В конечном счёте религия борется не с нами. Она постоянно скрещивает шпаги со своей любимой служанкой. «Есть лишь одна по-настоящему серьёзная философская проблема – проблема самоубийства. Решить, стоит или не стоит жизнь того, чтобы ее прожить, – значит ответить на фундаментальный вопрос философии», – говорил мой друг Альбер Камю, курсив мой. Для клирика и его кротких подопечных названной выше проблемы не существует. Дар Божий – и точка. Что дарящий по большому счёту не имеет право указывать тебе, как именно распорядиться презентом, и тем более забирать его назад своей властной волей – этого они не учитывают. Не хочешь принимать подарок на таких условиях – не принимай. Но если от тебя (вброшенного в холод и орущего с перепугу слизняка) ничего не зависит, то ты ничем и не обязан высшей силе. При этом сами дары (не одна только жизнь) можно употребить по-всякому. Почему их непременно надо проживать, как состояние? Родительское, имею в виду. Отец мой Ингольв, Волк Короля, уделил мне изрядную толику своего здравого смысла. Однако в день моего совершеннолетия этого оказалось до прискорбия мало. Пришлось поставить на карту и прокутить всё, что во мне тогда имелось.
Начнем, однако, с начала. Когда старшие в семье объявляют молодого дирга взрослым и как следует обученным, по его первому вызову идут сразу двое.
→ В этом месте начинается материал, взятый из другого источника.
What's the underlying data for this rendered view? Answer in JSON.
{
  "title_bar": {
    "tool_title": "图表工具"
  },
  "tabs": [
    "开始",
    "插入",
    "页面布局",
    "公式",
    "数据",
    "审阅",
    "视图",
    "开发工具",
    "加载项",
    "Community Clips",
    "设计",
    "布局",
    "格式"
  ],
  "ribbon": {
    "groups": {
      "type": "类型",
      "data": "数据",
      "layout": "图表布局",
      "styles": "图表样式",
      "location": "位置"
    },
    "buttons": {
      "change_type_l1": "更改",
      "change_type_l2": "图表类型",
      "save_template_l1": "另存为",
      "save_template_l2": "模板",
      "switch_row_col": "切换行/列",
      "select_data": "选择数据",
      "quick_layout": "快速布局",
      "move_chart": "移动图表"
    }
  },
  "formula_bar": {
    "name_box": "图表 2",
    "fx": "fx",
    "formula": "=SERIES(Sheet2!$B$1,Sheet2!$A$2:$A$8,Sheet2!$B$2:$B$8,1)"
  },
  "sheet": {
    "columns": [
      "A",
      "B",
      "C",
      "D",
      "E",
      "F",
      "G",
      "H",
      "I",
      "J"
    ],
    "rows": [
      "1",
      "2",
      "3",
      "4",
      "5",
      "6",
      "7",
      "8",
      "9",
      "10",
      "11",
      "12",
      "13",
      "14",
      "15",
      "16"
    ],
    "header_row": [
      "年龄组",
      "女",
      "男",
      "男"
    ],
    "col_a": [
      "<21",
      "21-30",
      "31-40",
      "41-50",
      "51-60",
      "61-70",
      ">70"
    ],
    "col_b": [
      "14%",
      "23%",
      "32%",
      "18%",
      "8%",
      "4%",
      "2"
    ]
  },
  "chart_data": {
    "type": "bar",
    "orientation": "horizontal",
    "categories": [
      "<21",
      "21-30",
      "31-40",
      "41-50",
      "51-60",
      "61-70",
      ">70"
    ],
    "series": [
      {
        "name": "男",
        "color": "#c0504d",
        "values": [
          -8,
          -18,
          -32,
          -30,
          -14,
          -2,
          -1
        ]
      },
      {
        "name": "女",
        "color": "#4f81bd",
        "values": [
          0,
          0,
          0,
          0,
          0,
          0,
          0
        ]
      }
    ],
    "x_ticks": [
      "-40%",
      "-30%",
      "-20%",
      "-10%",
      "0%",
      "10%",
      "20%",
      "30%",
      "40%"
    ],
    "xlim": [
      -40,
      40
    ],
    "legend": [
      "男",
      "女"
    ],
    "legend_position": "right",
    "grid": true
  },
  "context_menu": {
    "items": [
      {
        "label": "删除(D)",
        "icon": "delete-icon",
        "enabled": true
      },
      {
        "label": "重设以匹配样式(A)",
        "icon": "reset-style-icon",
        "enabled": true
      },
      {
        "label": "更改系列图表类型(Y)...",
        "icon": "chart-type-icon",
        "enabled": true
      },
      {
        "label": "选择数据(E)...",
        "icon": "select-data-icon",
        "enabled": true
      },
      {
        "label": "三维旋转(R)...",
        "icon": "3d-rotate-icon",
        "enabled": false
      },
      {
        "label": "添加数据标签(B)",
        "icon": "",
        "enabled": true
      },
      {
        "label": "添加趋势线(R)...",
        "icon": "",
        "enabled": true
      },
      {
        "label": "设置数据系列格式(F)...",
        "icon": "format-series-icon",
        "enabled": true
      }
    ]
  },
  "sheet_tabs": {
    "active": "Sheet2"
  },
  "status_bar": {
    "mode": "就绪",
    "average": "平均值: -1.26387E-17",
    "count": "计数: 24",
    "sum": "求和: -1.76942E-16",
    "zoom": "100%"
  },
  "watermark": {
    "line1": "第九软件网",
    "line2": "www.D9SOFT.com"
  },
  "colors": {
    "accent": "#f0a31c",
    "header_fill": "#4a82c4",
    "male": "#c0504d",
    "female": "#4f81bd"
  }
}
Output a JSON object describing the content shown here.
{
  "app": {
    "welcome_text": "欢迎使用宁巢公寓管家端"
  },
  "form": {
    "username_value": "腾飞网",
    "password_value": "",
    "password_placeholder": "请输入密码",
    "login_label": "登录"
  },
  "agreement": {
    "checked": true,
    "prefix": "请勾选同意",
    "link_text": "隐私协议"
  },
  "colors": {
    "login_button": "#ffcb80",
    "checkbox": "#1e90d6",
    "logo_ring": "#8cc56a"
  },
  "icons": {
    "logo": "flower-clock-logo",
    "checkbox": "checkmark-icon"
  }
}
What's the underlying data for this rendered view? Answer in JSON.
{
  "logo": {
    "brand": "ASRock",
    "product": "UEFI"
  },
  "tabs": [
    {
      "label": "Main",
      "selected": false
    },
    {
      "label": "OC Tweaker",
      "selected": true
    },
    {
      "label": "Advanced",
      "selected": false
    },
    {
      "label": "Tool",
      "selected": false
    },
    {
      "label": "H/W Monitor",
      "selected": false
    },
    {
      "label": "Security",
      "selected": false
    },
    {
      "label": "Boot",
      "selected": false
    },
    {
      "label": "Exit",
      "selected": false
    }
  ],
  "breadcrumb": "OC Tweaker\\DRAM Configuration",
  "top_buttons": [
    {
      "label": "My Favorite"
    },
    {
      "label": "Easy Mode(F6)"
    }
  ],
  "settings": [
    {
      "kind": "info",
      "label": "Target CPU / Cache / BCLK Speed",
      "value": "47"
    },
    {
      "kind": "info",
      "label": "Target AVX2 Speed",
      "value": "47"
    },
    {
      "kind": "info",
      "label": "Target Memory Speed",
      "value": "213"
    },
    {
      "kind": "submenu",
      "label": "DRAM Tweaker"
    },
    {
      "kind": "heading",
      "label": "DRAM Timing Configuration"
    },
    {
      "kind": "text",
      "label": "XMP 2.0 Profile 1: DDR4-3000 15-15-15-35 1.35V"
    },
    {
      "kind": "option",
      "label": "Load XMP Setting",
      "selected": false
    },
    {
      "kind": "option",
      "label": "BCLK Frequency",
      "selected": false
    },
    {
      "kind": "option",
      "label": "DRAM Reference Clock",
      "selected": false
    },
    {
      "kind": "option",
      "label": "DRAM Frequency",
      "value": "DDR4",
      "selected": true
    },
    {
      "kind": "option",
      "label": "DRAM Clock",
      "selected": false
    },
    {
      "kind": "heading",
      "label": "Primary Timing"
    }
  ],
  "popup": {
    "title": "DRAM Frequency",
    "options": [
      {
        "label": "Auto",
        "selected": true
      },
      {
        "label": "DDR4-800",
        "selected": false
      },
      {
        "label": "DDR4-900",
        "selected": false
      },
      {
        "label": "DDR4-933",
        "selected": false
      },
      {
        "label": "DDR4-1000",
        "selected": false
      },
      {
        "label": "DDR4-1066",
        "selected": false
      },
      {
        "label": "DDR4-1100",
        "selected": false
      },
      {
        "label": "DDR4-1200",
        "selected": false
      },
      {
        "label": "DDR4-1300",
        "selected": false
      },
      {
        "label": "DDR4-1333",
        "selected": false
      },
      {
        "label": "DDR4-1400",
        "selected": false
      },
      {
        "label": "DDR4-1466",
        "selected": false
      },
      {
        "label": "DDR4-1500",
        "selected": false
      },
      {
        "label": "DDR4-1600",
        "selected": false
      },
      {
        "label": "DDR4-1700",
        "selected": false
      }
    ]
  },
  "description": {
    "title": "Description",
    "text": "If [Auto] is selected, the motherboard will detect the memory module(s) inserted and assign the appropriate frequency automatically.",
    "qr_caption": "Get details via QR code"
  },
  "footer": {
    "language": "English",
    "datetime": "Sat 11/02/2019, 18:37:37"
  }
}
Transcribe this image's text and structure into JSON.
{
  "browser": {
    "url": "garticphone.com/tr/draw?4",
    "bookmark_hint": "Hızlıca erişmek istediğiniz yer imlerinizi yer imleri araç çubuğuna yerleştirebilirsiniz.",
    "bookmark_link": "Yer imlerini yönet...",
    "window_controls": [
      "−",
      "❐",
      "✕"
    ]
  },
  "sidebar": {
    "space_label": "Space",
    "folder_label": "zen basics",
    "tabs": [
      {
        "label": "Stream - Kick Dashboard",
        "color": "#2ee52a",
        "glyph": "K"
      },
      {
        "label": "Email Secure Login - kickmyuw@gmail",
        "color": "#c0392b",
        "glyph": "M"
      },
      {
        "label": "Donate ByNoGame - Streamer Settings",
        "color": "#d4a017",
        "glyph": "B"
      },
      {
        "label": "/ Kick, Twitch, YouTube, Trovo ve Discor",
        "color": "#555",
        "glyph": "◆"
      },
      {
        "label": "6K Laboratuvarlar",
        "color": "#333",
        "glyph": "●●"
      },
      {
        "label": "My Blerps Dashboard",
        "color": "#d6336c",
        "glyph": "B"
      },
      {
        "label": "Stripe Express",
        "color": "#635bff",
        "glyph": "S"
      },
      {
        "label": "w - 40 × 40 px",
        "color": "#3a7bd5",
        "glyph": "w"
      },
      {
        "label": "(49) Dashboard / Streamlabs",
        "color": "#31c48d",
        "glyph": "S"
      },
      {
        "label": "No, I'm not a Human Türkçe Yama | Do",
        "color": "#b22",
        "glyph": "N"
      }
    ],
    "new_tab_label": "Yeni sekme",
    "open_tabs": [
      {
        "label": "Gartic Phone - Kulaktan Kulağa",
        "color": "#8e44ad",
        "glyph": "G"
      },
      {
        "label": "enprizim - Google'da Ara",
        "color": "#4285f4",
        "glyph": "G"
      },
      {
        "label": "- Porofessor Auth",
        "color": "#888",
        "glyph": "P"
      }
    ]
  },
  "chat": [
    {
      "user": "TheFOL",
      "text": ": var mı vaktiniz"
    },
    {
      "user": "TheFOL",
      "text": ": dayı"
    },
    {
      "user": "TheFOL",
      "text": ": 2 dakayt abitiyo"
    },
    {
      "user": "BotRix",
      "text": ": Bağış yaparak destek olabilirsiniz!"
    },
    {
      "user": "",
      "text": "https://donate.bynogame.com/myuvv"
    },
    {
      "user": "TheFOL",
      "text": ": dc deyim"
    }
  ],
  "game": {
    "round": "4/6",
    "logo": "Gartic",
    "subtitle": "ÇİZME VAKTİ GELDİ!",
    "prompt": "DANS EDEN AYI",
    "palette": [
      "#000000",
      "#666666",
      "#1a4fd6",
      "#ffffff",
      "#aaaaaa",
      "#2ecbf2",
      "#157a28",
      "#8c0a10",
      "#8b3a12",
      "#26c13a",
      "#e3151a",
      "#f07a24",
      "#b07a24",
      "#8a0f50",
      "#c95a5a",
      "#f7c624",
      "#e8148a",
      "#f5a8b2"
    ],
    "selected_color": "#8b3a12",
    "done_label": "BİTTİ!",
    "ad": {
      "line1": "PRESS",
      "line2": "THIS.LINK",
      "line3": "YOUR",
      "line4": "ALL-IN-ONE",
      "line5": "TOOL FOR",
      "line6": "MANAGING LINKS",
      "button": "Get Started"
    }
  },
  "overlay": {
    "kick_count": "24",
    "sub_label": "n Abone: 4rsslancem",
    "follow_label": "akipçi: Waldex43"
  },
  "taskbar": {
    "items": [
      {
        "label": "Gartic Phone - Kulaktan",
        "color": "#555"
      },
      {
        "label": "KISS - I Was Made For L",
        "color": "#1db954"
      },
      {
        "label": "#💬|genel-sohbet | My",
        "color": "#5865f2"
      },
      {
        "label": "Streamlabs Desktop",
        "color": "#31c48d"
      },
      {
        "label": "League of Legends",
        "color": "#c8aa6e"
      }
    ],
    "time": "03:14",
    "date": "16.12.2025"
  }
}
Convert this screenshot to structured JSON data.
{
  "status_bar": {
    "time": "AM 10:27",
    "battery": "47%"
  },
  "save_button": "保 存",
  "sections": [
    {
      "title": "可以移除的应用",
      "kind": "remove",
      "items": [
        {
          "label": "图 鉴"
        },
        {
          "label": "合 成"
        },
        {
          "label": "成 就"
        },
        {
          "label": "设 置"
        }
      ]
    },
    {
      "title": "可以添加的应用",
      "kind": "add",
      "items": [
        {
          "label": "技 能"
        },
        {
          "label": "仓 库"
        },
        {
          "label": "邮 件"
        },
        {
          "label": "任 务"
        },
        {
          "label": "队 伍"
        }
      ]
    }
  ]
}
Чтобы проконтролировать новичка и при случае поддержать своей мощью, телесной и нравственной. Вмешательство старшего допустимо, лишь если молодой конкретно проваливает дело. Ставит на грань провала, вот именно. (Кажется, мальчишка Трюггви заразил меня своей лексикой.
Не в те времена: тогда его ещё и на свете не было.)
Августовским вечером тысяча семьсот семидесятого года, вынув документ из потайного места, мы с моим старшим братом по имени Гудбранд Добрый Меч, ныне покойным, спешно взяли экипаж и отправились в Холборн. Это был один из бедных, но довольно благополучных районов столицы, поэтому брат удивился, когда застал дверь чердачной каморки запертой: при том, что ошибиться адресом или смыслом вызова мы не могли никак.
– От нас отказались? – спросил я на ментале и весьма быстро.
– При моей жизни такого не бывало, – ответил брат в той же манере. – Нет, разумеется, сие допустимо, но ведь все они понимают, что запираться не имеет никакого смысла.
– Ключ торчит с той стороны скважины.
Он кивнул.
Вцепиться в бородку узко заточенными ногтями и поработать этой импровизированной отмычкой не составило мне никакого труда. Гудбранд вошёл сразу за мной и вернул ключ в прежнее положение даже раньше, чем…
Чем мы почувствовали нестерпимый запах рвоты, жидкого кала, пота и чеснока. Совсем юный мальчик в рубахе, кюлотах и с босыми ногами скорчился в свете сальной свечи на убогой постели, длинные волосы прекрасного рыжего цвета метались по подушке, кое-где сбиваясь в колтун.
– Мышьяк, – сказал я. – Клянусь святым Полом, он же вульгарно отравился! С какой стати?
Мальчик пытался что-то объяснить. Чёрт нас всех побери, он пробовал даже улыбнуться навстречу, но губы тотчас свело пароксизмом, как и всё тело. Я вопросительно поглядел на него, на брата.
– Твоё решение, – пробормотал он.
Тогда я уселся рядом на ложе, притянул юнца за плечи, откинул ему голову и без особых церемоний кольнул клыками под челюсть, вводя свой натурный опиат.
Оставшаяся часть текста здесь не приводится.